Sea|5月 09, 2026 00:20
Swiss Central Bank's BTC Reserve Plan Blocked Due to Fewer Than 100,000 Signatures
In December 2024, Switzerland's Bitcoin Initiative organization submitted a proposal aimed at encouraging the Swiss National Bank (SNB) to allocate 1–2% of its reserves to Bitcoin, alongside gold and foreign exchange.
By early 2025, the proposal officially entered the public signature phase. Supporters needed to collect 100,000 individual signatures within 18 months to trigger a nationwide referendum.
With Switzerland's population exceeding 9 million, if more than 1% of people supported the initiative, it could have gained traction.

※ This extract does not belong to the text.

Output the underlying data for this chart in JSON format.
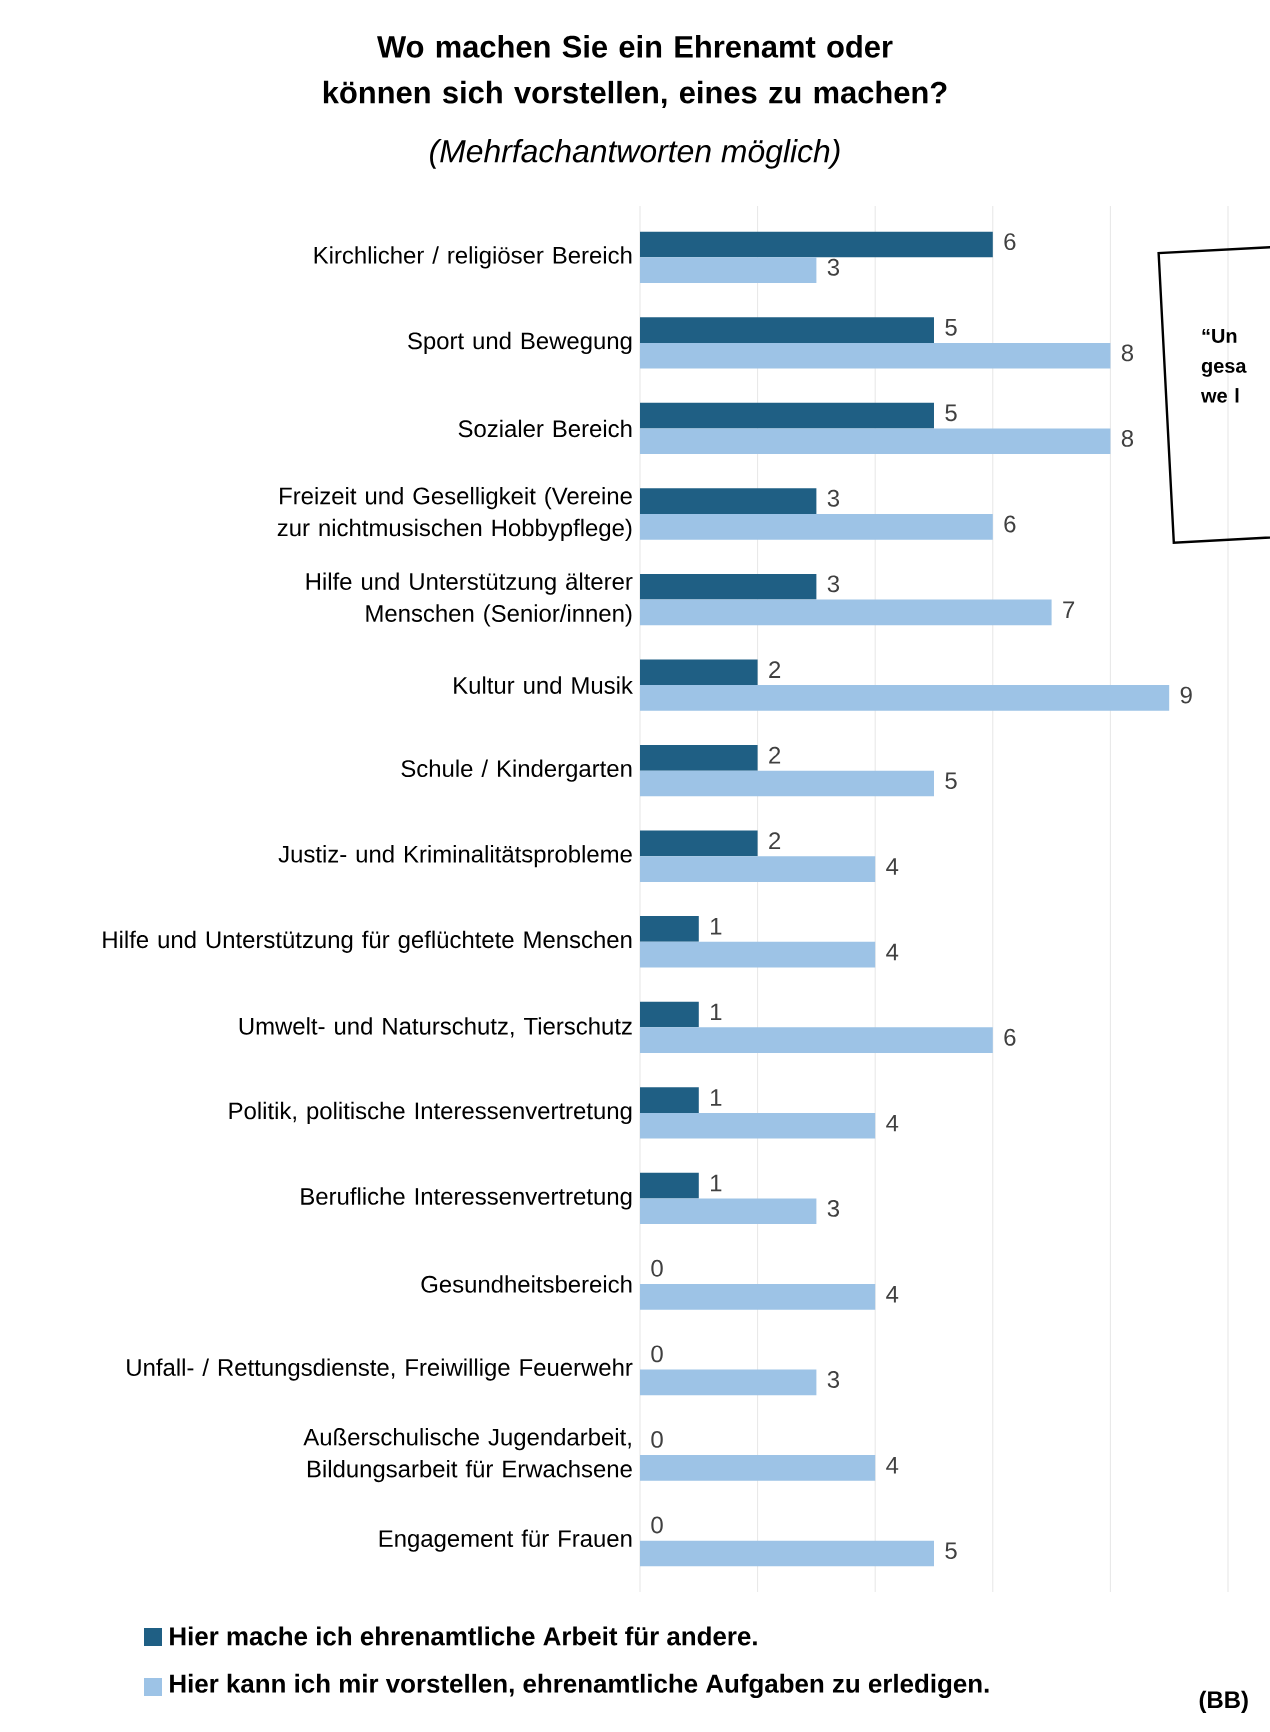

However, with the 18-month deadline approaching, only half the required signatures—50,000—have been collected, meaning the proposal cannot proceed to the referendum stage.

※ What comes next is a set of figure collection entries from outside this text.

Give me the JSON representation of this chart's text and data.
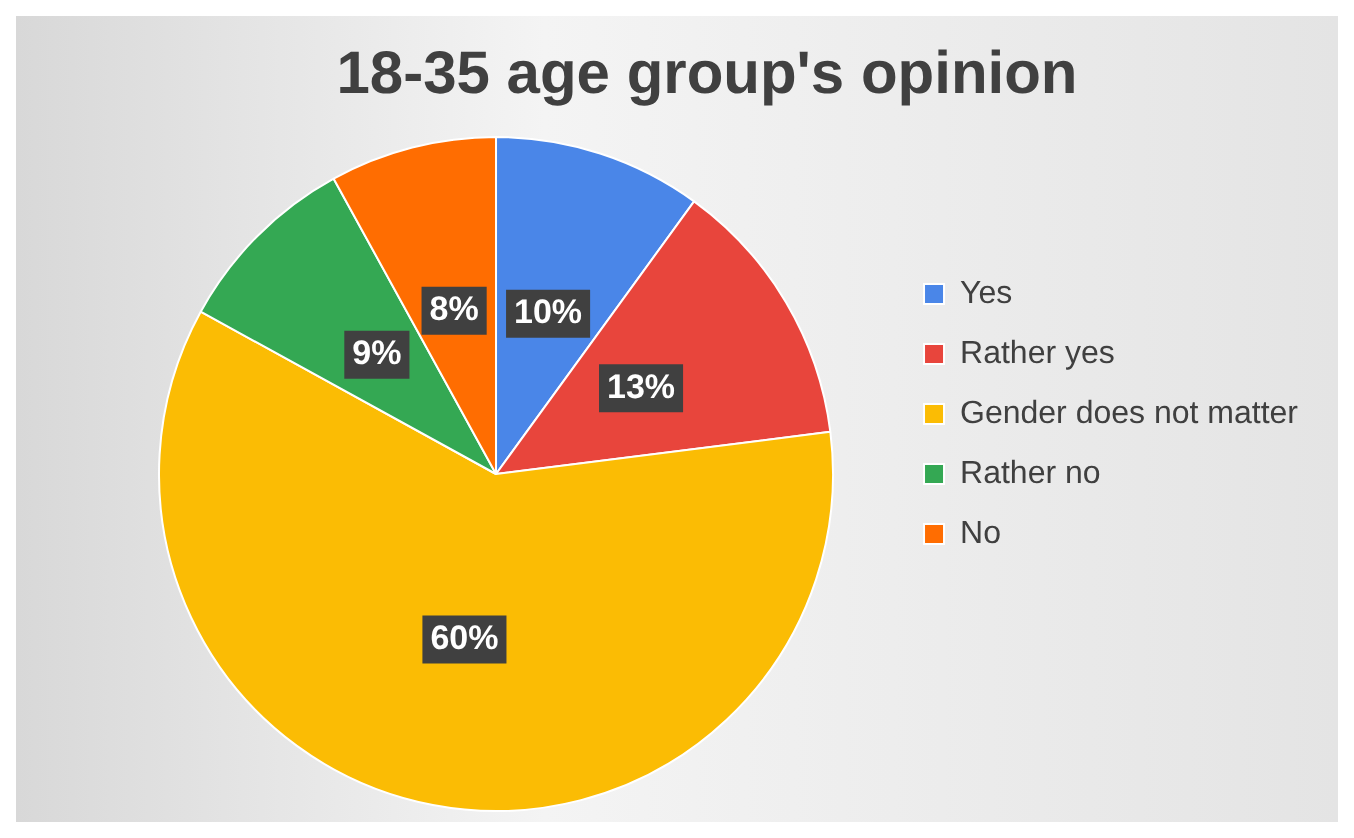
{
  "chart_data": {
    "type": "pie",
    "title": "18-35 age group's opinion",
    "categories": [
      "Yes",
      "Rather yes",
      "Gender does not matter",
      "Rather no",
      "No"
    ],
    "values": [
      10,
      13,
      60,
      9,
      8
    ],
    "colors": [
      "#4a86e8",
      "#e8453c",
      "#fbbc04",
      "#34a853",
      "#ff6d01"
    ],
    "value_labels": [
      "10%",
      "13%",
      "60%",
      "9%",
      "8%"
    ],
    "legend": "right"
  }
}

BTC already has ETFs, institutional adoption, and global trading depth. To reach the next level, many believe national central bank reserves are the key.

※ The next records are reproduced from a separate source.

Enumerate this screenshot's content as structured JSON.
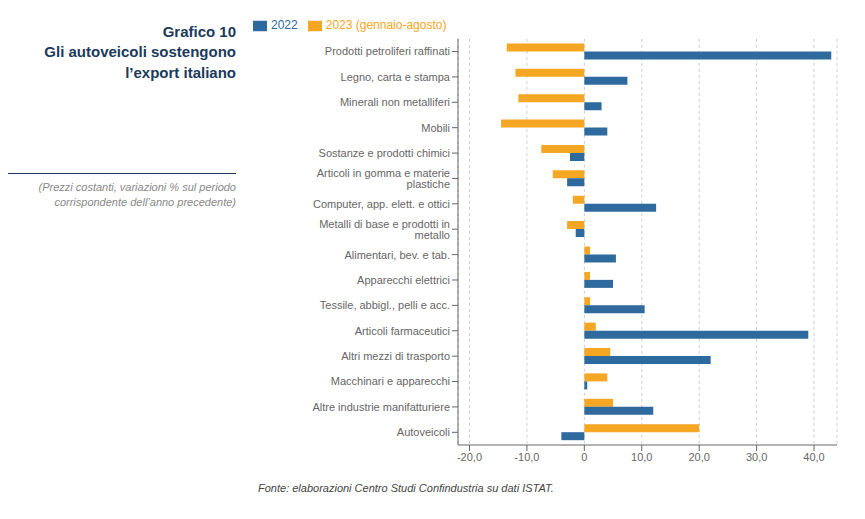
{
  "chart_data": {
    "type": "bar",
    "orientation": "horizontal",
    "title": "Grafico 10\nGli autoveicoli sostengono\nl’export italiano",
    "subtitle": "(Prezzi costanti, variazioni % sul periodo\ncorrispondente dell’anno precedente)",
    "annotations": [
      "Fonte: elaborazioni Centro Studi Confindustria su dati ISTAT."
    ],
    "categories": [
      "Autoveicoli",
      "Altre industrie manifatturiere",
      "Macchinari e apparecchi",
      "Altri mezzi di trasporto",
      "Articoli farmaceutici",
      "Tessile, abbigl., pelli e acc.",
      "Apparecchi elettrici",
      "Alimentari, bev. e tab.",
      "Metalli di base e prodotti in metallo",
      "Computer, app. elett. e ottici",
      "Articoli in gomma e materie plastiche",
      "Sostanze e prodotti chimici",
      "Mobili",
      "Minerali non metalliferi",
      "Legno, carta e stampa",
      "Prodotti petroliferi raffinati"
    ],
    "series": [
      {
        "name": "2023 (gennaio-agosto)",
        "color": "#F5A623",
        "values": [
          20.0,
          5.0,
          4.0,
          4.5,
          2.0,
          1.0,
          1.0,
          1.0,
          -3.0,
          -2.0,
          -5.5,
          -7.5,
          -14.5,
          -11.5,
          -12.0,
          -13.5
        ]
      },
      {
        "name": "2022",
        "color": "#2E6A9E",
        "values": [
          -4.0,
          12.0,
          0.5,
          22.0,
          39.0,
          10.5,
          5.0,
          5.5,
          -1.5,
          12.5,
          -3.0,
          -2.5,
          4.0,
          3.0,
          7.5,
          43.0
        ]
      }
    ],
    "xlim": [
      -22,
      44
    ],
    "xticks": [
      {
        "value": -20.0,
        "label": "-20,0"
      },
      {
        "value": -10.0,
        "label": "-10,0"
      },
      0,
      {
        "value": 10.0,
        "label": "10,0"
      },
      {
        "value": 20.0,
        "label": "20,0"
      },
      {
        "value": 30.0,
        "label": "30,0"
      },
      {
        "value": 40.0,
        "label": "40,0"
      }
    ],
    "grid": true,
    "legend": "upper left"
  }
}
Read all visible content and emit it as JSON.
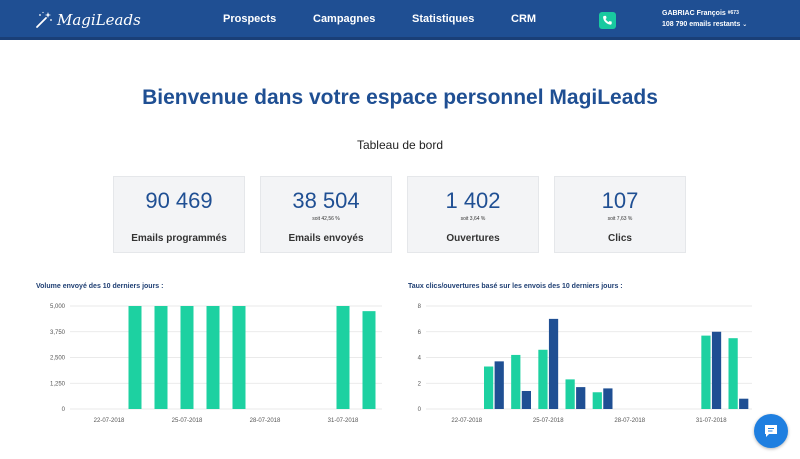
{
  "header": {
    "logo_text": "MagiLeads",
    "nav": [
      {
        "label": "Prospects"
      },
      {
        "label": "Campagnes"
      },
      {
        "label": "Statistiques"
      },
      {
        "label": "CRM"
      }
    ],
    "user": {
      "name": "GABRIAC François",
      "id": "#673",
      "emails_remaining": "108 790 emails restants"
    },
    "bar_color": "#1f4f93",
    "phone_icon_color": "#19c9a0"
  },
  "welcome_title": "Bienvenue dans votre espace personnel MagiLeads",
  "subtitle": "Tableau de bord",
  "cards": [
    {
      "value": "90 469",
      "pct": "",
      "label": "Emails programmés"
    },
    {
      "value": "38 504",
      "pct": "soit 42,56 %",
      "label": "Emails envoyés"
    },
    {
      "value": "1 402",
      "pct": "soit 3,64 %",
      "label": "Ouvertures"
    },
    {
      "value": "107",
      "pct": "soit 7,63 %",
      "label": "Clics"
    }
  ],
  "chart_data": [
    {
      "type": "bar",
      "title": "Volume envoyé des 10 derniers jours :",
      "xlabel": "",
      "ylabel": "",
      "x_ticks": [
        "22-07-2018",
        "25-07-2018",
        "28-07-2018",
        "31-07-2018"
      ],
      "y_ticks": [
        "0",
        "1,250",
        "2,500",
        "3,750",
        "5,000"
      ],
      "ylim": [
        0,
        5000
      ],
      "grid": true,
      "legend": "none",
      "series": [
        {
          "color": "#1dd1a1",
          "values": [
            0,
            0,
            5000,
            5000,
            5000,
            5000,
            5000,
            0,
            0,
            0,
            5000,
            4750
          ]
        }
      ]
    },
    {
      "type": "bar",
      "title": "Taux clics/ouvertures basé sur les envois des 10 derniers jours :",
      "xlabel": "",
      "ylabel": "",
      "x_ticks": [
        "22-07-2018",
        "25-07-2018",
        "28-07-2018",
        "31-07-2018"
      ],
      "y_ticks": [
        "0",
        "2",
        "4",
        "6",
        "8"
      ],
      "ylim": [
        0,
        8
      ],
      "grid": true,
      "legend": "none",
      "series": [
        {
          "color": "#1dd1a1",
          "values": [
            0,
            0,
            3.3,
            4.2,
            4.6,
            2.3,
            1.3,
            0,
            0,
            0,
            5.7,
            5.5
          ]
        },
        {
          "color": "#1f4f93",
          "values": [
            0,
            0,
            3.7,
            1.4,
            7.0,
            1.7,
            1.6,
            0,
            0,
            0,
            6.0,
            0.8
          ]
        }
      ]
    }
  ]
}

This case with the Swiss National Bank shows that the topic of "central banks holding Bitcoin" has entered public policy discussions, but it's still far from being included on official balance sheets. Especially when it comes to gaining support from ordinary voters, the threshold is very high.
Central bank reserve asset standards remain conservative, focusing on volatility, liquidity, asset security, and value preservation.